I have some questions based on this sentence:
1. What is spurious hypothesis? How can we identify the spurious hypothesis?
2. Is there any relationship between overfitting phenomenon and the spurious hypothesis?
3. Does spurious hypothesis come from the impact of deterministic noise in data set?

I got stuck for a while to define spurious hypothesis and how to identify it from the model.

Best Regards,

The expression "spurious final hypothesis" is informal. When you fit the noise in sample, whether it is stochastic or deterministic, this takes you away from the desired hypothesis out of sample, since the 'extrapolation' of noise has nothing to do with the desired hypothesis. What you end up with is a spurious (not genuine or authentic) hypothesis.

This is indeed an overfitting phenomenon since fitting the noise is what overfitting is about. Validation can identify overfitting by detecting that the error is getting worse out of sample while we are having a better fit in sample.

sasin324 05-20-2014 03:57 PM

Re: overfitting and spurious final hypothesis
 
Thanks for your response. This is very clear answer for my questions.
However, I still have some confusing about overfitting and the noise.

Suppose I fit the noise in the sample, Does this noise always introduce additional parameters into my model, i.e. the model have unnecessary parameters to overfit the sample?

Is it possible that an additional parameter in a model comes from a spurious relationship (between parameters) that appears only in a sample by chance, e.g. people who born in December have more chance to have cancer, but doesn't appear in out-of-sample data can lead to overfitting phenomenon?

Could feature selection help mitigate overfitting problem?

Best Regards

magdon 06-19-2014 07:37 AM

Re: overfitting and spurious final hypothesis
 
The number of parameters in your model (to describe a hypothesis) is fixed before you see the data. A more complex model with many parameters increases your ability to fit the noise (usually more so than your ability to fit the true information in the data). This leads to the overfitting.

One effect of feature selection is to reduce the number of parameters which usually helps with overfitting.

Quote:

Originally Posted by sasin324 (Post 11676)
Thanks for your response.

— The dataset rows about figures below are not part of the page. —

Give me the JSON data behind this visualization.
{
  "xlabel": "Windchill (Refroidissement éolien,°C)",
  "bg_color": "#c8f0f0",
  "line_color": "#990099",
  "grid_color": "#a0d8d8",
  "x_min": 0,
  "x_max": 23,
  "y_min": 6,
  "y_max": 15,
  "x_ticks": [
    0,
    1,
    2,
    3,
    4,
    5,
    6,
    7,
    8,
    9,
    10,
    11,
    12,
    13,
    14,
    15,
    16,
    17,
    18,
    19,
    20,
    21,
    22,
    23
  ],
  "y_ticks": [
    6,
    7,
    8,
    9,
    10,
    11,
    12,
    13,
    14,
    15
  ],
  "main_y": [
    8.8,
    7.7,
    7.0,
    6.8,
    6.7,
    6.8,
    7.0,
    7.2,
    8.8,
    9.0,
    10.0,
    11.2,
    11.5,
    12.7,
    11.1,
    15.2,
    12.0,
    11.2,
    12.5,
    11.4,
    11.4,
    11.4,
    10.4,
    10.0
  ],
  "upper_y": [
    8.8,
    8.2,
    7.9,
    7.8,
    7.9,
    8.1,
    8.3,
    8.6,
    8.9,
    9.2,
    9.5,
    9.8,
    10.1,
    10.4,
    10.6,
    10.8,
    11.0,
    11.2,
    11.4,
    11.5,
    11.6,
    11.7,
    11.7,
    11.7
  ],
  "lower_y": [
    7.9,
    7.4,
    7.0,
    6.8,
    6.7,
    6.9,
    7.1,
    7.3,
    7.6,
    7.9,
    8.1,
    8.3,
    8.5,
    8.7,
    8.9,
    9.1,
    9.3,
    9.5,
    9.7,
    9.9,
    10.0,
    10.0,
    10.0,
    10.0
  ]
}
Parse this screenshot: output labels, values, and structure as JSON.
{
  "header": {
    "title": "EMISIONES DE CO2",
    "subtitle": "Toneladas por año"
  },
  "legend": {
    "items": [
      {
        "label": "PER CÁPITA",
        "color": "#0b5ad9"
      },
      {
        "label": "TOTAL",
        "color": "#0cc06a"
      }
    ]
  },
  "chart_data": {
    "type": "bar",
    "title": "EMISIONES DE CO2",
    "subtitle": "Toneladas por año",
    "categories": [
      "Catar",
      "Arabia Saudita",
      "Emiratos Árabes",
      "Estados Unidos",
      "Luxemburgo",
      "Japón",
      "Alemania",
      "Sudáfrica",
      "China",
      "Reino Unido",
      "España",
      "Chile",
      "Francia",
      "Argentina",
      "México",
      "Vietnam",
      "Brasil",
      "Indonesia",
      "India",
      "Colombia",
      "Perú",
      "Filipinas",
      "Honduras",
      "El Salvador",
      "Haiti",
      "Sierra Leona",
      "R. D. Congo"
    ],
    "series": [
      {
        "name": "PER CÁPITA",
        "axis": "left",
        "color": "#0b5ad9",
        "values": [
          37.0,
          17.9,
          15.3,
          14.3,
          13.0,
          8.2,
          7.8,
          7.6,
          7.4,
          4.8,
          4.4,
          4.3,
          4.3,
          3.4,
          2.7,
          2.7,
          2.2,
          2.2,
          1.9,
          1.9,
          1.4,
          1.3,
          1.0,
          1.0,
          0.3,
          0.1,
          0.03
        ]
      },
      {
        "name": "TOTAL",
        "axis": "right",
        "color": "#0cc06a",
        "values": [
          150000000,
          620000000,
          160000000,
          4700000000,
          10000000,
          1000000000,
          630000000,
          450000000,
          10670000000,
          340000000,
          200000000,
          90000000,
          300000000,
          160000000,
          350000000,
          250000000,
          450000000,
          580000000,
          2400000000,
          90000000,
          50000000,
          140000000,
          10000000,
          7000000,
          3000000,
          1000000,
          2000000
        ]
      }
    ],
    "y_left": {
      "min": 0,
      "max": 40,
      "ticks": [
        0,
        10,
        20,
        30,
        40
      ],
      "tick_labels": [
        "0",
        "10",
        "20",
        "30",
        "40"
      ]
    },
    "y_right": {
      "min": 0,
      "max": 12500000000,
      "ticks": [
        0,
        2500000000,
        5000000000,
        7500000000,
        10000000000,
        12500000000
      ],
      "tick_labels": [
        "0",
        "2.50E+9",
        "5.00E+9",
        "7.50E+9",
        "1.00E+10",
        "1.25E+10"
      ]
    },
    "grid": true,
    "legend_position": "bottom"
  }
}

This is very clear answer for my questions.
However, I still have some confusing about overfitting and the noise.

Suppose I fit the noise in the sample, Does this noise always introduce additional parameters into my model, i.e. the model have unnecessary parameters to overfit the sample?

Is it possible that an additional parameter in a model comes from a spurious relationship (between parameters) that appears only in a sample by chance, e.g. people who born in December have more chance to have cancer, but doesn't appear in out-of-sample data can lead to overfitting phenomenon?

Could feature selection help mitigate overfitting problem?